Gianetti destaca que a indústria nacional tem condições de competir com os artigos importados, desde sejam estabelecidas as condições de igualdade econômica que hoje não existem. Para reverter o quadro, Gianetti sugere ao novo governo da presidente Dilma Rousseff a adoção de uma “vacina tríplice”, que incluem medidas cambiais para elevar o risco do capital especulativo e, com isso, conter a sobrevalorização do real; a devolução em até um ano dos créditos tributários aos exportadores que, segundo ele, vem sendo postergada pelo governo federal, e a redução imediata dos tributos sobre investimentos em infraestrutura logística, que acabam encarecendo os custos para os exportadores.

No campo do incentivo às exportações, Gianetti defende que a Câmara de Comércio Exterior (Camex) seja fortalecida e ganhe maior representatividade dentro do governo. A proposta do Conselho Superior de Comércio Exterior da Fiesp é dar ao titular da Camex um status de ministro, diretamente indicado pelo presidente da República.

Gianetti acredita que a Camex carece hoje de maior estrutura, inclusive em relação ao quadro de funcionários, da mesma forma que o Ministério do Desenvolvimento, Indústria e Comércio Exterior (MDIC), ao qual está vinculada.

Segundo Gianetti, o quadro desfavorável para a indústria nacional em relação aos importados fez com que muitas empresas nacionais, pressionadas pelos custos, abandonassem a produção local e passaram a ser importadores. Outras
companhias ampliaram o uso de componentes importados em suas linhas de produção. “O empresário faz isso por uma questão de sobrevivência. Este cenário leva ao fechamento de fábricas e aumento de desemprego”, afirma o diretor.

Futuro

O economista Douglas Uemura, da LCA Consultores,, avalia que o setor industrial deve continuar a crescer no ano que vem, mas num ritmo menos acelerado, acompanhando a curva de aumento do Produto de Interno Bruto (PIB). Segundo estimativa da LCA, o PIB deve fechar em 7,2% de alta em 2010 e de 4,5% no ano que vem. “A demanda interna deve continuar aquecida em 2011, mas num ritmo de crescimento mais moderado, até mesmo porque 2010 foi um ano de recuperação da economia”, destaca o economista.

Uemura também vê com preocupação o aumento das importações de manufaturados, mas ressalta que há outras fatores, além do câmbio, que prejudicam a competitividade brasileira, principalmente em setores como eletroeletrônicos. “São necessários mais investimentos em pesquisa e inovação tecnológica para que o Brasil não continue a perder mercado para outros países que têm se destacado nestas áreas, principalmente os asiáticos”, diz ele.

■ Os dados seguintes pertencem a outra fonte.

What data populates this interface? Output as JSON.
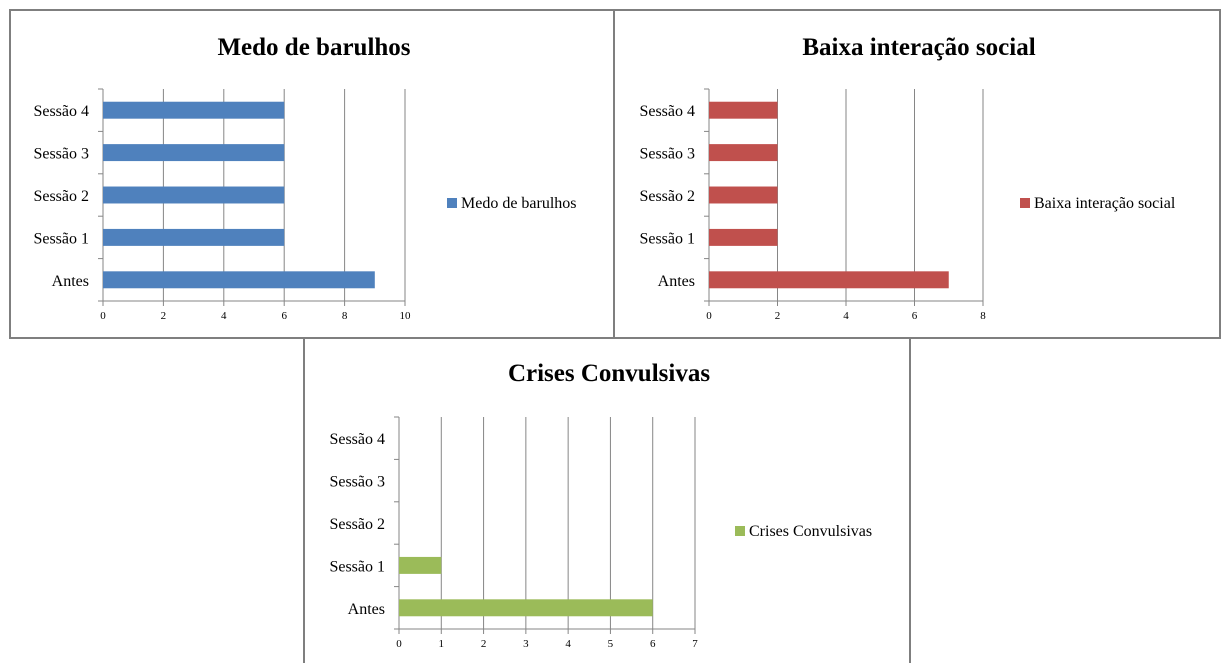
{
  "chart_data": [
    {
      "type": "bar",
      "orientation": "horizontal",
      "title": "Medo de barulhos",
      "categories": [
        "Antes",
        "Sessão 1",
        "Sessão 2",
        "Sessão 3",
        "Sessão 4"
      ],
      "series": [
        {
          "name": "Medo de barulhos",
          "values": [
            9,
            6,
            6,
            6,
            6
          ],
          "color": "#4f81bd"
        }
      ],
      "xlim": [
        0,
        10
      ],
      "xticks": [
        "0",
        "2",
        "4",
        "6",
        "8",
        "10"
      ],
      "grid": true,
      "legend": "right"
    },
    {
      "type": "bar",
      "orientation": "horizontal",
      "title": "Baixa interação social",
      "categories": [
        "Antes",
        "Sessão 1",
        "Sessão 2",
        "Sessão 3",
        "Sessão 4"
      ],
      "series": [
        {
          "name": "Baixa interação social",
          "values": [
            7,
            2,
            2,
            2,
            2
          ],
          "color": "#c0504d"
        }
      ],
      "xlim": [
        0,
        8
      ],
      "xticks": [
        "0",
        "2",
        "4",
        "6",
        "8"
      ],
      "grid": true,
      "legend": "right"
    },
    {
      "type": "bar",
      "orientation": "horizontal",
      "title": "Crises Convulsivas",
      "categories": [
        "Antes",
        "Sessão 1",
        "Sessão 2",
        "Sessão 3",
        "Sessão 4"
      ],
      "series": [
        {
          "name": "Crises Convulsivas",
          "values": [
            6,
            1,
            0,
            0,
            0
          ],
          "color": "#9bbb59"
        }
      ],
      "xlim": [
        0,
        7
      ],
      "xticks": [
        "0",
        "1",
        "2",
        "3",
        "4",
        "5",
        "6",
        "7"
      ],
      "grid": true,
      "legend": "right"
    }
  ]
}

O economista André Sacconato, da Tendências Consultoria Integrada, também aponta a questão do câmbio como essencial para o desempenho da indústria nacional, mas avalia que há pouca margem para o governo mudar esse cenário e acha que outras medidas específicas devem ser adotar para ampliar a competitividade do setor.

“Câmbio é preço e isso afeta os setores exportadores e facilita as importações. Mas o que há para fazer com relação a isso, o governo já tem feito. Qualquer medida mais efetiva para controlar o câmbio pode ter mais efetivos negativos que positivos, pois isso pode afastar os investimentos externos”, diz Sacconato.

O economista defende que o governo incentive os investimentos em infraestrutura, ampliando as concessões de rodovias, portos e rodovias, áreas em que o setor público, lembra ele, não tem mostrado capacidade para investir e gerenciar sozinho. “Com certeza, até por conta da conjuntura favorável ao Brasil, haveria interesse do mundo inteiro em investir nestes setores, o que daria grande impulso a diversas áreas da indústria”, destaca Sacconato

Ele lembra que a proximidade da Copa do Mundo de 2014 seria mais um motivo para reduzir as deficiências na infra-estrutura do País. “Não podemos correr o risco de um fiasco na Copa por conta de problemas com os aeroportos, por exemplo”, diz Sacconato.

Uemura também apóia mais investimentos em infraestrutura, não apenas para incentivar a atividade econômica, mas também para o País ganhar competitividade e enfrentar melhor a concorrência externa. “Estamos muito atrás em infra-estrutura, inovação tecnológica e educação e temos que investir nestes setores se queremos competir globalmente”, destaca ele.